PSNL is up 16.6% in a week and call buyers have flooded the options market — yet short sellers are adding, not covering, and the Street is trimming targets post-earnings.
Options positioning has swung to one of its most aggressively bullish readings of the past year. The put/call ratio dropped to 0.10, nearly two standard deviations below its 20-day average of 0.27. That's the second-lowest PCR reading in 52 weeks — a level that signals call buyers have overwhelmed put demand almost entirely. The move is sharp and sudden: for most of April and early May, the PCR was running steady in the 0.29–0.33 range before collapsing in the wake of the Q1 earnings release.
Short interest tells a completely different story. Bears have grown their positions into the rally, not cut them. SI % FF has climbed to 14.9% — up 15% over the past month — and the ORTEX short score holds at 75.6, near a 10-day high, ranking in the 6th percentile across the universe. That means PSNL carries heavier bearish lending-market pressure than 94% of stocks. Days to cover is 5.8 per FINRA data, a number that matters in a name this small. Cost to borrow jumped to 1.08%, up 57% on the week — still modest in absolute terms, but the direction is clear. Availability has eased to 83%, up from the sub-50% levels seen in mid-April, so the borrow pool is not yet constrained. The lending market is tightening at the margins, but a supply squeeze is not imminent.
The Street trimmed targets after the Q1 print without abandoning the bull thesis. Morgan Stanley's Tejas Savant lowered his target to $9 from $10, maintaining Equal-Weight. BTIG's Mark Massaro cut to $11 from $13, keeping a Buy. The consensus mean target is $10.86 — roughly 54% above the current price of $7.04 — and the majority of active coverage remains constructive. Bulls point to Medicare coverage for the NeXT Personal MRD test in breast and lung cancer, established pharma partnerships, and a path to cash-flow break-even by 2027–2028. Bears flag immature test ASPs, the unresolved question of broader reimbursement coverage, and competitive pressure in the base genomics business. The price-to-book is 4.2x, up 0.6x over 30 days as the stock has recovered — not cheap for a loss-making name, but the EV/EBITDA is negative, reflecting the pre-profitability reality.
Ownership reinforces the bifurcated picture. Deep Track Capital filed a new 5.5% position as of May 5, representing 5.76 million shares added from zero — a meaningful vote of confidence from a specialist healthcare fund. ARK Investment Management added modestly in April. On the other side, the two largest holders — Merck (13.4%) and Tempus AI (12.5%) — showed no change in recent filings. Tempus AI has been a consistent open-market buyer at lower prices (December 2025, averaging around $8–$9), and its current cost basis is now below the prevailing price, a dynamic worth watching if the stock continues to rise.

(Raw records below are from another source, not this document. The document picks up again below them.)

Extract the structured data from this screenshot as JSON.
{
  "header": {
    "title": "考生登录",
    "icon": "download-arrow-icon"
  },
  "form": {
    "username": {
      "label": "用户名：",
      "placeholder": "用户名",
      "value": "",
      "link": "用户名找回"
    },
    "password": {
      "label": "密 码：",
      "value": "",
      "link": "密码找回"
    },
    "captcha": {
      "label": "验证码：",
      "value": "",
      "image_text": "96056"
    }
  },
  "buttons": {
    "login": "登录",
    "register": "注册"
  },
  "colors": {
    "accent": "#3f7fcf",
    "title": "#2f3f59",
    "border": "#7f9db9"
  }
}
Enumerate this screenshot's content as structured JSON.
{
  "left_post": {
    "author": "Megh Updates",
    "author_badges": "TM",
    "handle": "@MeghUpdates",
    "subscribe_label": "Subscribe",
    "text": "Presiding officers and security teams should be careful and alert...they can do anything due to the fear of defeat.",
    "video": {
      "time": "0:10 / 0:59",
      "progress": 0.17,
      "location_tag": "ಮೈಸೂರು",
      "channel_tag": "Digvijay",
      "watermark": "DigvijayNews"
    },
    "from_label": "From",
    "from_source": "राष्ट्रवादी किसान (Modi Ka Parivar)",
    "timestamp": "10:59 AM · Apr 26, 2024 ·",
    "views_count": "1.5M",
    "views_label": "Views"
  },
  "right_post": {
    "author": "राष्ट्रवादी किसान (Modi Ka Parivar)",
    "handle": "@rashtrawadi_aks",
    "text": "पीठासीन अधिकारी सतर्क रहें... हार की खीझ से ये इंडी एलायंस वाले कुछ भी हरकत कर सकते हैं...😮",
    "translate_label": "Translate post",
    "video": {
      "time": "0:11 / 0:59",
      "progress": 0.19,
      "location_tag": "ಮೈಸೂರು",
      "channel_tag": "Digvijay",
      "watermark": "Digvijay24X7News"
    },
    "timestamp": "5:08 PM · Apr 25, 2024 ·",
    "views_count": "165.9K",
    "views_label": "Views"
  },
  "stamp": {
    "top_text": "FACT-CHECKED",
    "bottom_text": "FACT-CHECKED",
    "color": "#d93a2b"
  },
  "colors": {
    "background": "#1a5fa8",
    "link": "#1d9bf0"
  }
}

The Q1 print itself was the catalyst: the stock jumped 10.6% on May 12 and added 21.8% over the following five days. The prior Q earnings event in early May produced a modest 1-day decline of 1.5% but recovered 10.5% over the next five sessions. The pattern has been consistent — initial selling absorbed quickly, followed by multi-day recoveries. The next earnings event is flagged for August 5, giving roughly eleven weeks for the current positioning dynamic to play out.
What matters from here is whether short sellers — who have added 15% to their position in a month despite a rally — begin to cover, or whether the cost of carry at 1.08% remains low enough to sustain the bet. Deep Track's new stake and the options market's call-heavy skew are the clearest counterweights to that bearish conviction.